Lafayette, IN (Excerpt)

Omaha World-Herald (Morning Edition), Omaha, NE, 23 October, 1896.

"I want to ask you to consider for a moment the position taken by the leading advocate of the other side, ex-President Harrison. I think I am justified in saying that, of all the supporters of Mr. McKinley's election, Mr. Harrison is the ablest and most distinguished. He made a speech yesterday in which he tried to show the impossibility of there being a double standard, and yet Mr. Harrison was elected president on a platform which denounced Grover Cleveland for trying to demonetize silver. (Cheers.) He tried to show that it was impossible to have two yard sticks, and yet he ran four years ago on a platform that declared that the American people from tradition and interest favored bimetallism, which means a double standard. (Cheers.)

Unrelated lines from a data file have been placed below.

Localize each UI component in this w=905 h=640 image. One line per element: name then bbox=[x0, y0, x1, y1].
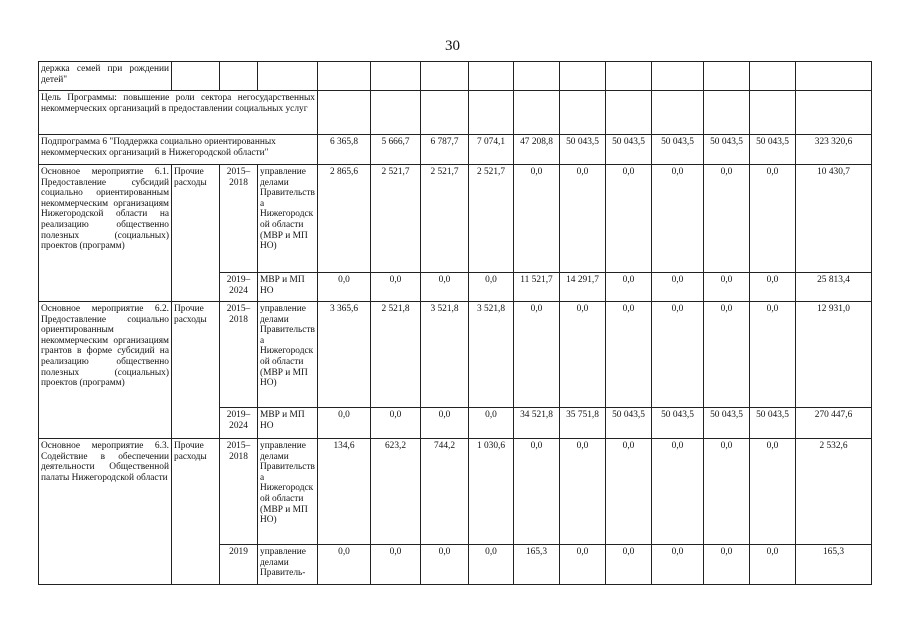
value-cell: 5 666,7 bbox=[371, 135, 421, 165]
value-cell: 0,0 bbox=[606, 545, 652, 585]
value-cell: 0,0 bbox=[371, 273, 421, 302]
value-cell: 2 865,6 bbox=[318, 165, 371, 273]
empty-cell bbox=[796, 62, 872, 91]
value-cell: 0,0 bbox=[318, 545, 371, 585]
value-cell: 0,0 bbox=[652, 165, 704, 273]
empty-cell bbox=[560, 91, 606, 135]
period-cell: 2015–2018 bbox=[220, 302, 258, 408]
value-cell: 0,0 bbox=[652, 302, 704, 408]
expense-type: Прочие расходы bbox=[172, 439, 220, 585]
period-cell: 2019–2024 bbox=[220, 273, 258, 302]
value-cell: 50 043,5 bbox=[750, 135, 796, 165]
value-cell: 50 043,5 bbox=[606, 408, 652, 439]
table-row bbox=[39, 165, 872, 273]
value-cell: 0,0 bbox=[652, 273, 704, 302]
table-row bbox=[39, 91, 872, 135]
table-body bbox=[39, 62, 872, 585]
empty-cell bbox=[371, 91, 421, 135]
responsible-cell: управление делами Правительства Нижегородской области (МВР и МП НО) bbox=[258, 439, 318, 545]
total-cell: 10 430,7 bbox=[796, 165, 872, 273]
budget-table bbox=[38, 61, 872, 585]
value-cell: 1 030,6 bbox=[469, 439, 514, 545]
value-cell: 6 787,7 bbox=[421, 135, 469, 165]
empty-cell bbox=[258, 62, 318, 91]
value-cell: 0,0 bbox=[560, 545, 606, 585]
empty-cell bbox=[796, 91, 872, 135]
table-row bbox=[39, 302, 872, 408]
empty-cell bbox=[172, 62, 220, 91]
value-cell: 0,0 bbox=[704, 439, 750, 545]
total-cell: 165,3 bbox=[796, 545, 872, 585]
total-cell: 2 532,6 bbox=[796, 439, 872, 545]
value-cell: 50 043,5 bbox=[606, 135, 652, 165]
value-cell: 50 043,5 bbox=[750, 408, 796, 439]
value-cell: 35 751,8 bbox=[560, 408, 606, 439]
total-cell: 323 320,6 bbox=[796, 135, 872, 165]
value-cell: 0,0 bbox=[469, 545, 514, 585]
empty-cell bbox=[469, 91, 514, 135]
value-cell: 0,0 bbox=[704, 273, 750, 302]
value-cell: 0,0 bbox=[371, 408, 421, 439]
row-description: держка семей при рождении детей" bbox=[39, 62, 172, 91]
measure-description: Основное мероприятие 6.1. Предоставление субсидий социально ориентированным некоммерческим организациям Нижегородской области на реализацию общественно полезных (социальных) проектов (программ) bbox=[39, 165, 172, 302]
value-cell: 165,3 bbox=[514, 545, 560, 585]
empty-cell bbox=[652, 62, 704, 91]
empty-cell bbox=[606, 62, 652, 91]
measure-description: Основное мероприятие 6.2. Предоставление социально ориентированным некоммерческим организациям грантов в форме субсидий на реализацию общественно полезных (социальных) проектов (программ) bbox=[39, 302, 172, 439]
value-cell: 0,0 bbox=[318, 408, 371, 439]
value-cell: 0,0 bbox=[514, 165, 560, 273]
value-cell: 0,0 bbox=[560, 302, 606, 408]
value-cell: 50 043,5 bbox=[560, 135, 606, 165]
empty-cell bbox=[704, 62, 750, 91]
empty-cell bbox=[652, 91, 704, 135]
empty-cell bbox=[421, 91, 469, 135]
value-cell: 3 521,8 bbox=[469, 302, 514, 408]
table-row bbox=[39, 62, 872, 91]
value-cell: 0,0 bbox=[750, 165, 796, 273]
empty-cell bbox=[606, 91, 652, 135]
value-cell: 0,0 bbox=[514, 302, 560, 408]
value-cell: 0,0 bbox=[421, 273, 469, 302]
value-cell: 2 521,7 bbox=[421, 165, 469, 273]
empty-cell bbox=[750, 91, 796, 135]
total-cell: 12 931,0 bbox=[796, 302, 872, 408]
value-cell: 3 521,8 bbox=[421, 302, 469, 408]
value-cell: 50 043,5 bbox=[704, 408, 750, 439]
responsible-cell: МВР и МП НО bbox=[258, 408, 318, 439]
program-goal: Цель Программы: повышение роли сектора негосударственных некоммерческих организаций в предоставлении социальных услуг bbox=[39, 91, 318, 135]
value-cell: 2 521,7 bbox=[469, 165, 514, 273]
value-cell: 2 521,7 bbox=[371, 165, 421, 273]
empty-cell bbox=[560, 62, 606, 91]
value-cell: 3 365,6 bbox=[318, 302, 371, 408]
value-cell: 0,0 bbox=[750, 273, 796, 302]
period-cell: 2019–2024 bbox=[220, 408, 258, 439]
value-cell: 0,0 bbox=[421, 408, 469, 439]
value-cell: 0,0 bbox=[750, 545, 796, 585]
empty-cell bbox=[421, 62, 469, 91]
empty-cell bbox=[750, 62, 796, 91]
empty-cell bbox=[514, 62, 560, 91]
value-cell: 744,2 bbox=[421, 439, 469, 545]
expense-type: Прочие расходы bbox=[172, 302, 220, 439]
value-cell: 7 074,1 bbox=[469, 135, 514, 165]
value-cell: 50 043,5 bbox=[704, 135, 750, 165]
empty-cell bbox=[318, 62, 371, 91]
period-cell: 2015–2018 bbox=[220, 165, 258, 273]
responsible-cell: управление делами Правительства Нижегородской области (МВР и МП НО) bbox=[258, 165, 318, 273]
value-cell: 0,0 bbox=[560, 165, 606, 273]
period-cell: 2019 bbox=[220, 545, 258, 585]
empty-cell bbox=[469, 62, 514, 91]
value-cell: 14 291,7 bbox=[560, 273, 606, 302]
value-cell: 0,0 bbox=[652, 545, 704, 585]
value-cell: 47 208,8 bbox=[514, 135, 560, 165]
value-cell: 0,0 bbox=[469, 408, 514, 439]
responsible-cell: управление делами Правительства Нижегородской области (МВР и МП НО) bbox=[258, 302, 318, 408]
responsible-cell: управление делами Правитель- bbox=[258, 545, 318, 585]
value-cell: 6 365,8 bbox=[318, 135, 371, 165]
table-row bbox=[39, 135, 872, 165]
subprogram-title: Подпрограмма 6 "Поддержка социально ориентированных некоммерческих организаций в Нижегородской области" bbox=[39, 135, 318, 165]
total-cell: 270 447,6 bbox=[796, 408, 872, 439]
value-cell: 0,0 bbox=[469, 273, 514, 302]
empty-cell bbox=[514, 91, 560, 135]
value-cell: 11 521,7 bbox=[514, 273, 560, 302]
value-cell: 34 521,8 bbox=[514, 408, 560, 439]
value-cell: 0,0 bbox=[318, 273, 371, 302]
table-row bbox=[39, 439, 872, 545]
value-cell: 0,0 bbox=[606, 302, 652, 408]
value-cell: 0,0 bbox=[606, 273, 652, 302]
value-cell: 0,0 bbox=[652, 439, 704, 545]
value-cell: 50 043,5 bbox=[652, 135, 704, 165]
value-cell: 0,0 bbox=[750, 302, 796, 408]
value-cell: 0,0 bbox=[514, 439, 560, 545]
empty-cell bbox=[220, 62, 258, 91]
period-cell: 2015–2018 bbox=[220, 439, 258, 545]
empty-cell bbox=[318, 91, 371, 135]
value-cell: 0,0 bbox=[421, 545, 469, 585]
value-cell: 0,0 bbox=[560, 439, 606, 545]
value-cell: 2 521,8 bbox=[371, 302, 421, 408]
value-cell: 0,0 bbox=[704, 302, 750, 408]
value-cell: 623,2 bbox=[371, 439, 421, 545]
measure-description: Основное мероприятие 6.3. Содействие в обеспечении деятельности Общественной палаты Нижегородской области bbox=[39, 439, 172, 585]
empty-cell bbox=[371, 62, 421, 91]
value-cell: 0,0 bbox=[704, 545, 750, 585]
value-cell: 0,0 bbox=[704, 165, 750, 273]
value-cell: 134,6 bbox=[318, 439, 371, 545]
responsible-cell: МВР и МП НО bbox=[258, 273, 318, 302]
value-cell: 0,0 bbox=[371, 545, 421, 585]
total-cell: 25 813,4 bbox=[796, 273, 872, 302]
value-cell: 0,0 bbox=[606, 439, 652, 545]
value-cell: 0,0 bbox=[750, 439, 796, 545]
value-cell: 50 043,5 bbox=[652, 408, 704, 439]
page-number: 30 bbox=[445, 38, 460, 54]
empty-cell bbox=[704, 91, 750, 135]
value-cell: 0,0 bbox=[606, 165, 652, 273]
expense-type: Прочие расходы bbox=[172, 165, 220, 302]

But, worse than that, while he opposes the double standard, he is trying to run on two platforms this year. He said in his speech yesterday: 'The present conditions are that we are a bimetallic country,' and yet the republican platform of this year says that we must maintain the present gold standard. (Cheers.) If we are a bimetallic country why didn't the platform say that we must maintain the present bimetallic standard, and while the republican platform declares that we are at present under s ingle gold standard, Mr. Harrison states that we are under a bimetallic standard. (Cheers.) What does it mean, my friends? It means that, having been defeated in this campaign on the gold standard, now, as the election approaches, they are trying to get under cover of bimetallism and claim that their platform is false." (Cheers.)